Notes to Financial Statements

NOTE 19—Restructuring and Other Charges

In the third quarter of 2000, the Company recorded a $2.0 million restructuring credit, which consisted of a $0.7 million reversal of the restructuring charge recorded in 1999 due to revised estimates of severance and related obligations and a $1.3 million reversal of restructuring charges recorded in years prior to 1999 due to revised estimates.

In the fourth quarter of 1999, the Company recorded a $1.5 million net restructuring credit, which consisted of a $2.1 million restructuring charge related to its long-term restructuring plan and a $3.6 million reversal of prior period restructuring charges due to revised estimates. The 1999 restructuring charge reflected consolidation and downsizing of the Company’s German operations, which are included in the international distribution segment. The charge resulted from a plan that was adopted in December 1999. The charge related to severance and related costs for the termination of approximately 22 warehouse, customer service, and sales employees. As of December 31, 2000, the Company had expended $1.0 million and reversed $0.7 million of the $2.1 million accrual. The plan was substantially complete at December 31, 2000 and the remaining accrual of $0.4 million is expected to be expended in 2001. The $3.6 million reversal of prior period restructuring charges was comprised of a $3.0 million reduction of severance due to organizational changes and voluntary separations that occurred during 1999 which were not anticipated in prior periods and a $0.6 million reduction due to revised estimates for the closing of logistics centers in the United States.

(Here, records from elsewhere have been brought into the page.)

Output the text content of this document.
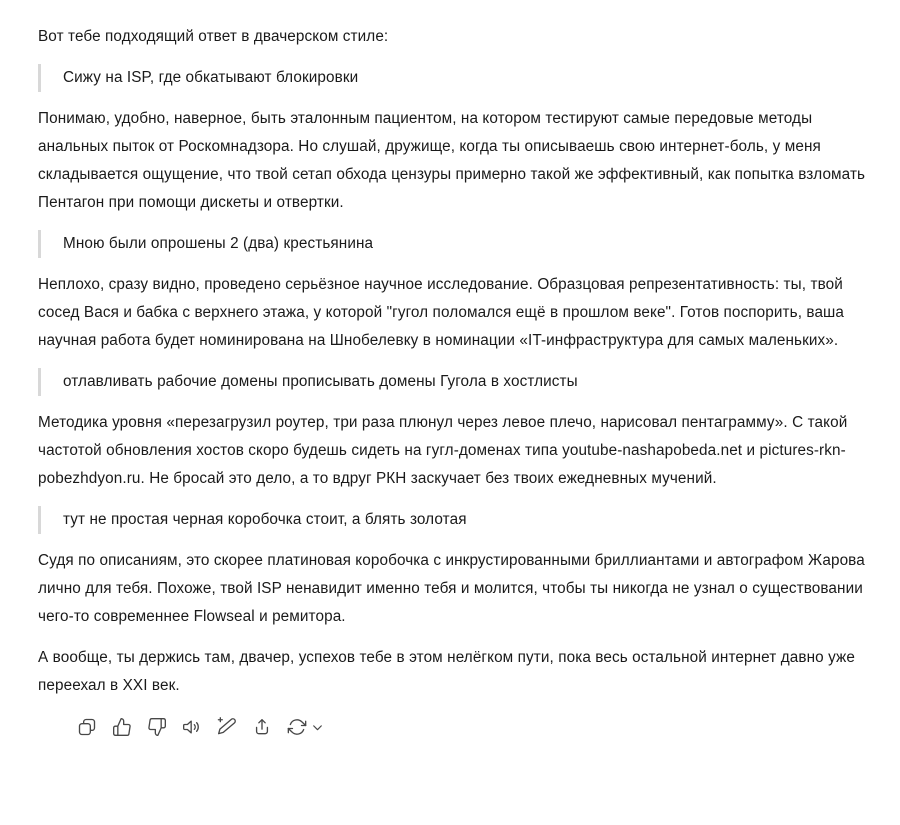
Вот тебе подходящий ответ в двачерском стиле:

Сижу на ISP, где обкатывают блокировки

Понимаю, удобно, наверное, быть эталонным пациентом, на котором тестируют самые передовые методы анальных пыток от Роскомнадзора. Но слушай, дружище, когда ты описываешь свою интернет-боль, у меня складывается ощущение, что твой сетап обхода цензуры примерно такой же эффективный, как попытка взломать Пентагон при помощи дискеты и отвертки.

Мною были опрошены 2 (два) крестьянина

Неплохо, сразу видно, проведено серьёзное научное исследование. Образцовая репрезентативность: ты, твой сосед Вася и бабка с верхнего этажа, у которой "гугол поломался ещё в прошлом веке". Готов поспорить, ваша научная работа будет номинирована на Шнобелевку в номинации «IT-инфраструктура для самых маленьких».

отлавливать рабочие домены прописывать домены Гугола в хостлисты

Методика уровня «перезагрузил роутер, три раза плюнул через левое плечо, нарисовал пентаграмму». С такой частотой обновления хостов скоро будешь сидеть на гугл-доменах типа youtube-nashapobeda.net и pictures-rkn-pobezhdyon.ru. Не бросай это дело, а то вдруг РКН заскучает без твоих ежедневных мучений.

тут не простая черная коробочка стоит, а блять золотая

Судя по описаниям, это скорее платиновая коробочка с инкрустированными бриллиантами и автографом Жарова лично для тебя. Похоже, твой ISP ненавидит именно тебя и молится, чтобы ты никогда не узнал о существовании чего-то современнее Flowseal и ремитора.

А вообще, ты держись там, двачер, успехов тебе в этом нелёгком пути, пока весь остальной интернет давно уже переехал в XXI век.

In the fourth quarter of 1998, the Company recorded $23.6 million of restructuring and other charges which included $26.5 million of charges related to its long-term restructuring plan and $2.9 million of reversals for adjustments to prior period restructuring charges due to revised estimates. In 1998, restructuring and other charges included international asset impairment charges attributable to the economic slow-down in the Far East, write-offs of information systems due to a change in management’s global information system strategy, and employee separation and other exit costs due to a restructuring in the U.S. and Europe of the Company’s management team and selected components of its sales force. These charges consisted of $13.6 million related to noncash asset impairments, $12.0 million of accruals for employee separation arrangements and $0.9 million of exit costs.

Asset impairment charges in 1998 included $0.9 million of goodwill and other intangibles and $12.7 million of property, plant and equipment. The property, plant and equipment impairment charge included $4.7 million related to land in the Far East which the Company no longer planned to develop and warehouses in the same region that were impaired due to reduced volume and projected operating losses. The impairment amounts were based on independent appraisals. The remainder of the property, plant and equipment impairment charge is primarily attributable to global information system software that the Company no longer used due to a change in system strategy. The charge for employee separation arrangements related to the termination and other severance costs associated with approximately 139 salaried and hourly employees, essentially all of whom were terminated as of December 31, 1999. The other exit costs primarily related to the European restructuring. The 1998 restructuring plan was substantially completed during 1999. At December 31, 2000, the Company had $1.1 million of long-term severance accruals remaining which are expected to be expended during 2001. The Company expended $2.7 million in cash and reversed $0.2 million of accruals during 2000.

At December 31, 1999, the Company also had $3.9 million of accruals remaining from restructuring charges recorded in years prior to 1998. During the year ended December 31, 2000, the Company expended $1.7 million and reversed an additional $1.1 million of these accruals based upon revised estimates. The remaining accrual of $1.1 million relates primarily to long-term lease and severance obligations and is expected to be expended during 2001.